Yes, we will pay the price for our accession, our framework agreement and the stabilisation and association agreement we have which starts today with the European Union. However, this is where the Union must come together and share part of the solution. What we are doing, as politicians and as a state, is for our citizens to give them a life of European standard. We will, therefore, become like the European Union even without being a member, if I can express it that way. However, from the Union's point of view it would also be an investment in its own stability and prosperity if it helps us along the way like it has helped others, not by having us on the receiving side but by having us integrated and owners of the responsibility which we have, not only to our citizens but also to the common values and Community of which we want to become part.
This is where NATO becomes instrumental for us, if not for Ireland. I understand the viewpoint of many politicians in this great country. However, we have a problem which Ireland does not. Therefore, we need that structure to help us establish a system of solidarity in security terms. It is not a military alliance per se with a great deal of muscle but a system of solidarity in which we will all contribute. Let me put it bluntly. In order to make our region prosperous, we must deal not only with poverty but also insecurity and instability. Believe me, it is much more effective to have us in the European Union or NATO rather than to have the Union and NATO in us. What am I trying to say? Keeping troops and upholding police and other military missions in the region will not solve the problem, it will simply push it under the carpet or hide it. Once everything is back in place or the situation reaches the optimum level where the Union or NATO is not capable or does not want to invest more in such support of our security and stability and the police and troops retreat, the old problems, if they are not mended where they are generated, will explode again in our faces. What will we have done? We will have kept the problems in the region under control and built a consolidated Union around it. Believing the problem has been solved even though it has not, the Union will retreat and the problem will explode again, this time in the centre of an enlarged Union.

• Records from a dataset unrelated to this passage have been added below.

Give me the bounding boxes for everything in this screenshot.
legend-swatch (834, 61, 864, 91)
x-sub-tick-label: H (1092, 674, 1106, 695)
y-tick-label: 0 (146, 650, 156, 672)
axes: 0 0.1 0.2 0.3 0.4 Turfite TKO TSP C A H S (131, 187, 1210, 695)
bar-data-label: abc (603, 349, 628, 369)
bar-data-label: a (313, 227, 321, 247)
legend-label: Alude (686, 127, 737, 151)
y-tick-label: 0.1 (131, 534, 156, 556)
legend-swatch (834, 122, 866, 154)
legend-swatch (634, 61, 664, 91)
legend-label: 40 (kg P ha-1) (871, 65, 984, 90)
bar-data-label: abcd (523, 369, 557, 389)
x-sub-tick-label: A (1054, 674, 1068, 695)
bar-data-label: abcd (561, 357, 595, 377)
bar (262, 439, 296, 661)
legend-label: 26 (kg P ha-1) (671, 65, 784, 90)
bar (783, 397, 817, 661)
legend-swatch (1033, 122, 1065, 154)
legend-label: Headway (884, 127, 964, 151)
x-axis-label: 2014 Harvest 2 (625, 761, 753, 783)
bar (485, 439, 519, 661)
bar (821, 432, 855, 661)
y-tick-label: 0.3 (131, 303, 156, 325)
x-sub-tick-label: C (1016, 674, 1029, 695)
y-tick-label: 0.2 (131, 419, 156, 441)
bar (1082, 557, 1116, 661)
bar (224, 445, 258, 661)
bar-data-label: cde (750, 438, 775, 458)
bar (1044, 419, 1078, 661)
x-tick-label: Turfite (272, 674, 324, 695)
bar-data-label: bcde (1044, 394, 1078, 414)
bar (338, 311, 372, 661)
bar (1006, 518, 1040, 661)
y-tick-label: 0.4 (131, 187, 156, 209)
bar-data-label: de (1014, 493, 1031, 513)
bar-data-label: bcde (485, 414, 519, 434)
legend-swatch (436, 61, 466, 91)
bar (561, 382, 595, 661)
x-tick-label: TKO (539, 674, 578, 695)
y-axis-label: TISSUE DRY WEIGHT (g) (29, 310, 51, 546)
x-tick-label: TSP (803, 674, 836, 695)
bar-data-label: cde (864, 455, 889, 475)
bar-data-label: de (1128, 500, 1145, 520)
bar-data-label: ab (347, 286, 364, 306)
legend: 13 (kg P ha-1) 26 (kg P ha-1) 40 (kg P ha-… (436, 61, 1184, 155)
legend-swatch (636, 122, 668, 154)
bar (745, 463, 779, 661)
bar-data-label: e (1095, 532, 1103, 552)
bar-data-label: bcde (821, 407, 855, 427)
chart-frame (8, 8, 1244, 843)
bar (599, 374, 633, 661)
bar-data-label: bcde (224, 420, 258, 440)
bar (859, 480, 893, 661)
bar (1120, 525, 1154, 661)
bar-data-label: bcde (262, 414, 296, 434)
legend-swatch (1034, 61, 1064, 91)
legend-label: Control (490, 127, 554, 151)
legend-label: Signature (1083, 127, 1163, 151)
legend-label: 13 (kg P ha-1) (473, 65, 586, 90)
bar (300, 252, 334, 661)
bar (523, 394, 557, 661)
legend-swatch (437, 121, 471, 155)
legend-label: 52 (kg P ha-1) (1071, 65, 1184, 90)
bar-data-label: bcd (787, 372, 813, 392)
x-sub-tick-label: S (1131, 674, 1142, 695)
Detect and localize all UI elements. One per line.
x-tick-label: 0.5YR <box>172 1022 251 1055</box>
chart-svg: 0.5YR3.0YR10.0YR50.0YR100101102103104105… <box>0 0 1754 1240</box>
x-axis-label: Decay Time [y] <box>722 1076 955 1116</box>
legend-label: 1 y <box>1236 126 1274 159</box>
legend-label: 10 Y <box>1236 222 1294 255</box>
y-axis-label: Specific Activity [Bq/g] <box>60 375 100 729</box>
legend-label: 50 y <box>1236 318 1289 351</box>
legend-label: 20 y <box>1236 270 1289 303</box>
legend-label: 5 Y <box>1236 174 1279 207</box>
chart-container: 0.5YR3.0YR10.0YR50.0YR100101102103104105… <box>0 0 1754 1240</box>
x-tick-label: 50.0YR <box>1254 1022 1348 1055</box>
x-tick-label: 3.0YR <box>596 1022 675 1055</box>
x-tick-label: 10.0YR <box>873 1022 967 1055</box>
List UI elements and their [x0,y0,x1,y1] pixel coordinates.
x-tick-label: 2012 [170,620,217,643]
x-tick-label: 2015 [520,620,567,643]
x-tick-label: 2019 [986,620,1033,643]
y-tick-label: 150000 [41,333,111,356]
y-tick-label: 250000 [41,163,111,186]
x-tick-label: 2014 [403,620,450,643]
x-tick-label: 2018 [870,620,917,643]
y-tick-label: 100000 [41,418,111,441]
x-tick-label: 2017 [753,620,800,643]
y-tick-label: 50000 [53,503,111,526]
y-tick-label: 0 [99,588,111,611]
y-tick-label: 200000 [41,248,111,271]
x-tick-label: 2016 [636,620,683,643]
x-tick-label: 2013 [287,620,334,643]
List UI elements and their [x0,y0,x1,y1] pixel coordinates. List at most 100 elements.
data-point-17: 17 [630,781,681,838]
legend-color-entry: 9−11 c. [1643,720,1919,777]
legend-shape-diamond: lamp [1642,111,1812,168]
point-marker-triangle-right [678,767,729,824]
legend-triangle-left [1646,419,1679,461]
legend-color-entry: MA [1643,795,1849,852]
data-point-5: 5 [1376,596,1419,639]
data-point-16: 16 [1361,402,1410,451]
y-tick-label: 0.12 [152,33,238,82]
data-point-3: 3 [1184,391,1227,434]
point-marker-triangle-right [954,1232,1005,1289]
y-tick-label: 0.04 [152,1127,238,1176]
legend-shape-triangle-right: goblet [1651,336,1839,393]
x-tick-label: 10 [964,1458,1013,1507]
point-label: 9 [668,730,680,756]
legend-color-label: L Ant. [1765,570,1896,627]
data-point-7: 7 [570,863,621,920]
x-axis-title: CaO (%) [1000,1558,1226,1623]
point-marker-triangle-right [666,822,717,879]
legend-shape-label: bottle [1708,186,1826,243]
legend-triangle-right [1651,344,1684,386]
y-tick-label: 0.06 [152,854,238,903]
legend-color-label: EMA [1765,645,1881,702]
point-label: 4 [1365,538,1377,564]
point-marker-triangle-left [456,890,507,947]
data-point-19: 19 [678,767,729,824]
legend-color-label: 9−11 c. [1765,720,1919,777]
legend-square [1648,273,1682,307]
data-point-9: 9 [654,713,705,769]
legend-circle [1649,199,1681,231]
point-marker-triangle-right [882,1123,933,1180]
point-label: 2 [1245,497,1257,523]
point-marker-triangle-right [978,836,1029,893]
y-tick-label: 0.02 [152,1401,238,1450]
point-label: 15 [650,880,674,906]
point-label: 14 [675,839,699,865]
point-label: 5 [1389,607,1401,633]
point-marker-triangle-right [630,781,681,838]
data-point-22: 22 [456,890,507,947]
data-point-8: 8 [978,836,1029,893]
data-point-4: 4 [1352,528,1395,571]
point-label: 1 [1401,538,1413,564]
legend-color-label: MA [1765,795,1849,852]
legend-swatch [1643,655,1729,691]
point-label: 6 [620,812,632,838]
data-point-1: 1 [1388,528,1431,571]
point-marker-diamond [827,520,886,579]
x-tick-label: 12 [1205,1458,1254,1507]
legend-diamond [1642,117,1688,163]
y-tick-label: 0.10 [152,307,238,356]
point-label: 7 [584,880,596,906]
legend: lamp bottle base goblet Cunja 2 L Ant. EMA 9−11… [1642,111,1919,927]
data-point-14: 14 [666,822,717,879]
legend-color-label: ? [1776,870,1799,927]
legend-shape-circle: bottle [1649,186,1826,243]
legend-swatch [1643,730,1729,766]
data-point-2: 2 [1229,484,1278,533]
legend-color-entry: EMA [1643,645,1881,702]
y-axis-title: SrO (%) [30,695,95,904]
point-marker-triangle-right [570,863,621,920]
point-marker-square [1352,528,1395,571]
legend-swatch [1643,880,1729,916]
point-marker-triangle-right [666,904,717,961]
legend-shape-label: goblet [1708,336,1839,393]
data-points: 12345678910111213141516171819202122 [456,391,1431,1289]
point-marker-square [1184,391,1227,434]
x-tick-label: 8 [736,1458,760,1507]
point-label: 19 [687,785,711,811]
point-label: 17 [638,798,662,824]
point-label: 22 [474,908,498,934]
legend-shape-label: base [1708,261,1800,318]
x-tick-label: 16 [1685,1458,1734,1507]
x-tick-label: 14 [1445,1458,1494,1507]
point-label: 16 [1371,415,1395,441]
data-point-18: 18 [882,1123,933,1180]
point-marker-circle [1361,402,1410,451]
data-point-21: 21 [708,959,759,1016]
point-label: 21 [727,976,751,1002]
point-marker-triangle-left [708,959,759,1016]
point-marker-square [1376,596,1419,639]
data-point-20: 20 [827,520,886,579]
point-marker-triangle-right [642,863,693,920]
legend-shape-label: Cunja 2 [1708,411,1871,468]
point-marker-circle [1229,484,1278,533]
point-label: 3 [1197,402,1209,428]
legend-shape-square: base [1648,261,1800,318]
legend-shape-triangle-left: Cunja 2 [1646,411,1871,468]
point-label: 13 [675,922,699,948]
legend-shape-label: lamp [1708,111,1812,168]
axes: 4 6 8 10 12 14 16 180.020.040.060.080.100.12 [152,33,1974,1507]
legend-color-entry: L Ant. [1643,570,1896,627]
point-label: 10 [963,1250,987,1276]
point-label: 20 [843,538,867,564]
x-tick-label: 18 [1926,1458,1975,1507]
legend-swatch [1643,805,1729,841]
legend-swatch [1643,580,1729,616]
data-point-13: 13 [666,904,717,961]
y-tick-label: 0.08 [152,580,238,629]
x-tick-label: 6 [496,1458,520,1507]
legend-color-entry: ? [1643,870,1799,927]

Our pretension to join the Union, therefore, is not only selfish or oriented to solving our deep problems which, as the committee knows, we have managed to live with and tried to make the best of. We have implemented whatever we agreed. Our country will probably enter the history of our Continent as the only nation that has solved an internal conflict which had all the elements of other forces getting involved, ranging from organised crime, to mercenaries and highly motivated people. However, we did solve it before it became a civil war. We solved it within our political system with the assistance of NATO and the European Union. We solved it through political means. Today, we sit before this committee as members of parliament who have sworn allegiance to the constitution. The framework agreement is part of this process of consolidation. We know how to deal with things. What we need now, as Ireland needed when it entered the Union, is to share the values in order to be capable of contributing more. Yes, the cost will be tremendous but it will be short term and the profit will come later. The profit will be to our and Europe's benefit.